Sejumlah langkah-langkah penyidikan di antaranya olah TKP sebanyak lima kali, autopsi dua kali, dan memeriksa saksi 121 saksi, dan 261 alat bukti.
Sebanyak tujuh saksi ahli telah dimintai keterangan beberapa di antaranya ahli sketsa wajah, dokter kesehatan jiwa hingga satuan satwa pelacak K9.
Penyidik kepolisian juga melakukan analisa terhadap kamera pengawas atau 'closed cicuit televisi' (CCTV) di 40-50 titik lokasi sepanjang 50 km.

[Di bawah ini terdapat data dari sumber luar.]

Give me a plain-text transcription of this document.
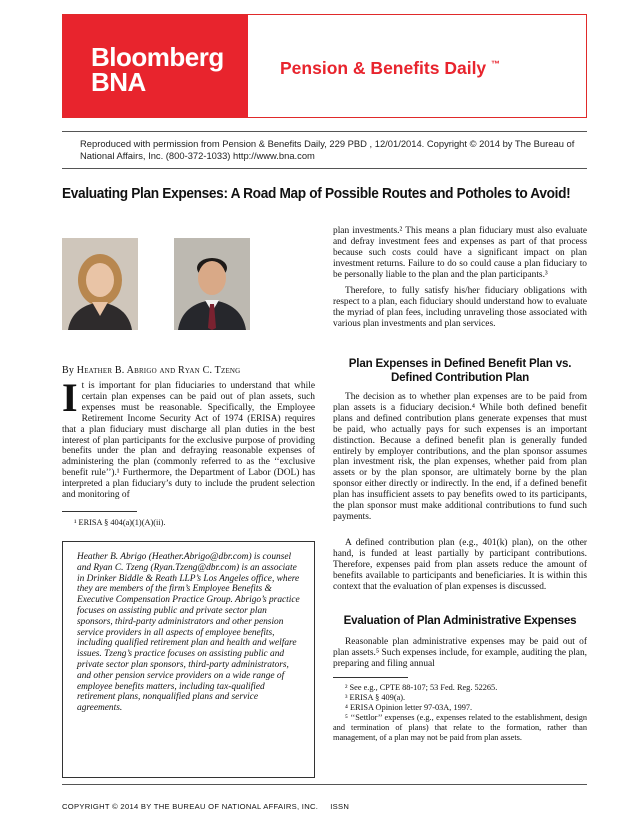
Bloomberg
BNA	Pension & Benefits Daily ™
Reproduced with permission from Pension & Benefits Daily, 229 PBD , 12/01/2014. Copyright © 2014 by The Bureau of National Affairs, Inc. (800-372-1033) http://www.bna.com
Evaluating Plan Expenses: A Road Map of Possible Routes and Potholes to Avoid!
By Heather B. Abrigo and Ryan C. Tzeng

It is important for plan fiduciaries to understand that while certain plan expenses can be paid out of plan assets, such expenses must be reasonable. Specifically, the Employee Retirement Income Security Act of 1974 (ERISA) requires that a plan fiduciary must discharge all plan duties in the best interest of plan participants for the exclusive purpose of providing benefits under the plan and defraying reasonable expenses of administering the plan (commonly referred to as the ‘‘exclusive benefit rule’’).¹ Furthermore, the Department of Labor (DOL) has interpreted a plan fiduciary’s duty to include the prudent selection and monitoring of

¹ ERISA § 404(a)(1)(A)(ii).
Heather B. Abrigo (Heather.Abrigo@dbr.com) is counsel and Ryan C. Tzeng (Ryan.Tzeng@dbr.com) is an associate in Drinker Biddle & Reath LLP’s Los Angeles office, where they are members of the firm’s Employee Benefits & Executive Compensation Practice Group. Abrigo’s practice focuses on assisting public and private sector plan sponsors, third-party administrators and other pension service providers in all aspects of employee benefits, including qualified retirement plan and health and welfare issues. Tzeng’s practice focuses on assisting public and private sector plan sponsors, third-party administrators, and other pension service providers on a wide range of employee benefits matters, including tax-qualified retirement plans, nonqualified plans and service agreements.

plan investments.² This means a plan fiduciary must also evaluate and defray investment fees and expenses as part of that process because such costs could have a significant impact on plan investment returns. Failure to do so could cause a plan fiduciary to be personally liable to the plan and the plan participants.³

Therefore, to fully satisfy his/her fiduciary obligations with respect to a plan, each fiduciary should understand how to evaluate the myriad of plan fees, including unraveling those associated with various plan investments and plan services.

Plan Expenses in Defined Benefit Plan vs. Defined Contribution Plan

The decision as to whether plan expenses are to be paid from plan assets is a fiduciary decision.⁴ While both defined benefit plans and defined contribution plans generate expenses that must be paid, who actually pays for such expenses is an important distinction. Because a defined benefit plan is generally funded entirely by employer contributions, and the plan sponsor assumes plan investment risk, the plan expenses, whether paid from plan assets or by the plan sponsor, are ultimately borne by the plan sponsor either directly or indirectly. In the end, if a defined benefit plan has insufficient assets to pay benefits owed to its participants, the plan sponsor must make additional contributions to fund such payments.

A defined contribution plan (e.g., 401(k) plan), on the other hand, is funded at least partially by participant contributions. Therefore, expenses paid from plan assets reduce the amount of benefits available to participants and beneficiaries. It is within this context that the evaluation of plan expenses is discussed.

Evaluation of Plan Administrative Expenses

Reasonable plan administrative expenses may be paid out of plan assets.⁵ Such expenses include, for example, auditing the plan, preparing and filing annual

² See e.g., CPTE 88-107; 53 Fed. Reg. 52265.
³ ERISA § 409(a).
⁴ ERISA Opinion letter 97-03A, 1997.
⁵ ‘‘Settlor’’ expenses (e.g., expenses related to the establishment, design and termination of plans) that relate to the formation, rather than management, of a plan may not be paid from plan assets.
COPYRIGHT © 2014 BY THE BUREAU OF NATIONAL AFFAIRS, INC.     ISSN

Bahkan, sketsa wajah terduga pelaku sempat disebar ke seluruh polres dengan harapan bisa mendapatkan informasi identitas pelaku pembunuhan itu.
Stempel Yayasan di TKP
Usai peristiwa pembunuhan tersebut itu terjadi, Danu mengaku dimintai bantuan oknum Bantuan Polisi (Banpol) untuk masuk ke TKP.
Bukan hanya itu, kata Danu, oknum banpol itu juga menyuruhnya menguras bak mandi di TKP.
Dari sana Danu mengaku melihat dua barang yang diduga barang bukti.
Dua barang tersebut yakni gunting dan cutter. Selain gunting dan cutter, Danu juga mengaku melihat barang mencurigakan.
Adapun barang mencurigakan itu menurutnya adalah cap atau stempel yayasan.
Tak hanya itu, Danu juga mengaku melihat lembaran SPJ (Surat Pertanggungjawaban).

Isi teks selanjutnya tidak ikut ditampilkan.